# knitting site



## lilaclady (Jun 8, 2012)

just been reading my monthly knitting mag and there is a site full of patterns that leads you to other sites with patterns vintage ones also the site is www.knittingqueen.com


----------



## deblovestoknit (Jan 11, 2013)

interesting site, bookmarked -- thanks for sharing!!


----------



## marshanky (Dec 16, 2012)

Bookmarked and ready to go. Thanks


----------



## redquilter (Jun 24, 2011)

Took a quick look but I can see I'm gonna have to go back when I have lots more time. Great place. Thanks for passing it on.


----------



## MissNettie (Dec 15, 2012)

They have great lists, but when I tried to get an actual pattern, I got a blank page. Tried it three times on different patterns and gave up.


----------



## Nelly 58 (Oct 30, 2012)

Thanks. It worked for me. I do love freebies


----------



## Mags1956 (Sep 15, 2012)

Thank you for sharing.


----------



## mrscp1946 (Mar 26, 2011)

http://www.knittingqueen.com/ here is a direct link. thanks for the site, looks good


----------



## cabbagehome (Dec 23, 2011)

Thanks for the link. I just did an hour there, and I only looked at babies.


----------



## Marylou12 (Dec 11, 2011)

Great site! Thanks!


----------



## Carol J. (Jan 27, 2011)

Very nice web site for free patterns, checked out the Vintage line and found my afghan, Feather and Fan, that I made in the 60's and still have on my bed. Same colors too.

Carol J.


----------



## whitetail (Feb 19, 2011)

Thanks for link, lots to check out.


----------



## hgayle (Aug 22, 2011)

MissNettie said:


> They have great lists, but when I tried to get an actual pattern, I got a blank page. Tried it three times on different patterns and gave up.

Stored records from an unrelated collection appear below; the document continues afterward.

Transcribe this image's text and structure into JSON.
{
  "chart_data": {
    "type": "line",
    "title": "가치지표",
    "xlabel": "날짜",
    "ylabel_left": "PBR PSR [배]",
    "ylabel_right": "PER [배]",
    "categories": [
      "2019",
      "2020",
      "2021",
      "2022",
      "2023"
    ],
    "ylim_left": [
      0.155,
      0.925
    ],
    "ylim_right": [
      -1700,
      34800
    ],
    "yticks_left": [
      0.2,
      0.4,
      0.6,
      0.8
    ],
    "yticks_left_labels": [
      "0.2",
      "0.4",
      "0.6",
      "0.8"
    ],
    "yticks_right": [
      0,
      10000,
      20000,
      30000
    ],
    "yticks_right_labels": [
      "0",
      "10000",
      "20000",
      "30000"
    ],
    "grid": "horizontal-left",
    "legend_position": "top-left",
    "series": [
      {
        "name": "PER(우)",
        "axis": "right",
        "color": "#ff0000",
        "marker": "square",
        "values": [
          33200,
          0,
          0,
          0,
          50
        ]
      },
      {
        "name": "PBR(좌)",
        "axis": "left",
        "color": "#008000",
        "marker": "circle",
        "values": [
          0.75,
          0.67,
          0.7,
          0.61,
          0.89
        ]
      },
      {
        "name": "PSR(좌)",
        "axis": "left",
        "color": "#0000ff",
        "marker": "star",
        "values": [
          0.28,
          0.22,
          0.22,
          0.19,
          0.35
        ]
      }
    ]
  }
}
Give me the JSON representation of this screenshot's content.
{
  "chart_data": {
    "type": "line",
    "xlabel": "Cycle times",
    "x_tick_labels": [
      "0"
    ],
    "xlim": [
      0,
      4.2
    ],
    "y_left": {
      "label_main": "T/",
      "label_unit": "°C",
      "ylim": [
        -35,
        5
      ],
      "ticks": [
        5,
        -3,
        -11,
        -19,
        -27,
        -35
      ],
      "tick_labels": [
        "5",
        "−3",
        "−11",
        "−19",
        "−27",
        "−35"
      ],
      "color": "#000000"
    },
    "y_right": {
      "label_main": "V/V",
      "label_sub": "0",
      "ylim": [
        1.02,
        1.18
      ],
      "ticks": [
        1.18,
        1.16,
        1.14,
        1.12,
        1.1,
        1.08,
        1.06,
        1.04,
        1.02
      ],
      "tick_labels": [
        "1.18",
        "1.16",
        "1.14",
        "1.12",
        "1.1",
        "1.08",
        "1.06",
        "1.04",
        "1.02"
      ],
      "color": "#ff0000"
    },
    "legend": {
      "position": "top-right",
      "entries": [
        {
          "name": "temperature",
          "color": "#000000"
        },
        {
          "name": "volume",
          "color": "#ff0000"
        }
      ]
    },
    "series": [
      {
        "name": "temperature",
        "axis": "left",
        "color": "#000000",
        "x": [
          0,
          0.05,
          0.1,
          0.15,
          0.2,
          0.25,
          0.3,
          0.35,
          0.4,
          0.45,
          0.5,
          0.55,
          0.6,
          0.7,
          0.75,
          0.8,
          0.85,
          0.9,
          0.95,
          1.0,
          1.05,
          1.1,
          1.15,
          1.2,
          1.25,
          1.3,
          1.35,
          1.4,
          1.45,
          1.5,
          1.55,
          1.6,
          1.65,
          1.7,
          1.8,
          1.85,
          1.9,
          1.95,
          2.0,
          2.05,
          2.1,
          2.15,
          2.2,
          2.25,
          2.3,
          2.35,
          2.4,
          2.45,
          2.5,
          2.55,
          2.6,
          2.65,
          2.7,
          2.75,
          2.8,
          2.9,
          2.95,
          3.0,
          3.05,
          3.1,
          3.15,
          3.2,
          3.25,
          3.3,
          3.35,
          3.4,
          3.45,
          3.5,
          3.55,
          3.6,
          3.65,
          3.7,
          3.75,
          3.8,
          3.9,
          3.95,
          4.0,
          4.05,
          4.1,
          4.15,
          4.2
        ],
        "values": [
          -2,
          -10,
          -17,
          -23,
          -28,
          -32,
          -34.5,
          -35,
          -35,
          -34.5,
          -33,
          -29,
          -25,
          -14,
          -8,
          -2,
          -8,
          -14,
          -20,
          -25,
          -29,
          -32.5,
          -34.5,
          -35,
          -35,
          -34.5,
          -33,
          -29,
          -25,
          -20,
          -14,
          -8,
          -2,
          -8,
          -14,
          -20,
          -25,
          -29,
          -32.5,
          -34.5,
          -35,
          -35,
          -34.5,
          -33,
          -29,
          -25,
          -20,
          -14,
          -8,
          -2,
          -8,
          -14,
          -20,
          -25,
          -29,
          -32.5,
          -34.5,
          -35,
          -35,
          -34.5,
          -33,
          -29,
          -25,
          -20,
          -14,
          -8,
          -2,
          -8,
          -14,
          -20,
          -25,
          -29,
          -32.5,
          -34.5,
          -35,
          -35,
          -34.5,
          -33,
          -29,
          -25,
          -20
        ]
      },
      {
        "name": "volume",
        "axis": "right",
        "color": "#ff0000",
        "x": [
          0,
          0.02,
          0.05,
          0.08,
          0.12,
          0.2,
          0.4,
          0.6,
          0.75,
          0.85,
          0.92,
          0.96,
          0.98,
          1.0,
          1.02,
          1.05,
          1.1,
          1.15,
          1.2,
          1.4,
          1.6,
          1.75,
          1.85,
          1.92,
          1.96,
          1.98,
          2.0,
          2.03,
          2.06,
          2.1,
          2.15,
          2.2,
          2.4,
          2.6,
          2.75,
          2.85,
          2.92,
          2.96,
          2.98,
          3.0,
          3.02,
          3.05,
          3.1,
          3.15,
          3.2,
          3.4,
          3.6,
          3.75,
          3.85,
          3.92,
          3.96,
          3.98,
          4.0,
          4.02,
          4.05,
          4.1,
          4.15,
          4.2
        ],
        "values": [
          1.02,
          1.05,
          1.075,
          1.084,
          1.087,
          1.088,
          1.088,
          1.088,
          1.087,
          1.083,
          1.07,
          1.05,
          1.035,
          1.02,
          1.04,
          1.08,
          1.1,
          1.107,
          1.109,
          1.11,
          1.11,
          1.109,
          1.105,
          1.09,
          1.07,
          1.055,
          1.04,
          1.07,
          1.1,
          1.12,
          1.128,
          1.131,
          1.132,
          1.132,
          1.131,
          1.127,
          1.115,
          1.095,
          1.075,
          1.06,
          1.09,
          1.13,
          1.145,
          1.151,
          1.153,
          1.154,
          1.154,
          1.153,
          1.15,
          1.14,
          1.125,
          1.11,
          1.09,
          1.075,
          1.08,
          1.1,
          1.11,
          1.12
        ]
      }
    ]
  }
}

Some are good, others aren't. I've had trouble before with links to Berrocco patterns.


----------



## KnitterNatalie (Feb 20, 2011)

Interesting site. Thanks for sharing!!


----------



## pzoe (Mar 17, 2011)

mrscp1946 said:


> http://www.knittingqueen.com/ here is a direct link. thanks for the site, looks good


Thanks for the direct link. Thanks to original poster. This site is amazing.

Pzoe


----------



## vayankee (May 5, 2011)

A wealth of information and patterns on that site! Thank you!


----------



## cathyknits (Nov 1, 2012)

Thanks!


----------



## Lalane (Aug 23, 2011)

Awesome site, thank you.


----------



## breeze075 (May 12, 2012)

What a great site! Thank you!


----------



## Roe (Feb 10, 2011)

I got lost in the shawl section for about an hour. Saved the link so I can spend time looking further. thanks


----------



## oannejay (Apr 12, 2012)

WOW, there is so much here!


----------



## BrandySears (Feb 4, 2013)

Fabulous. Thanks for the link; I bookmarked it.


----------



## mom of four (Oct 16, 2011)

Thanks for posting. Looooots of great patterns!


----------



## oma lisa (Jan 25, 2011)

Great site !!! 
Thanks for sharing


----------



## ElisabethR45 (Nov 5, 2019)

[No message]


----------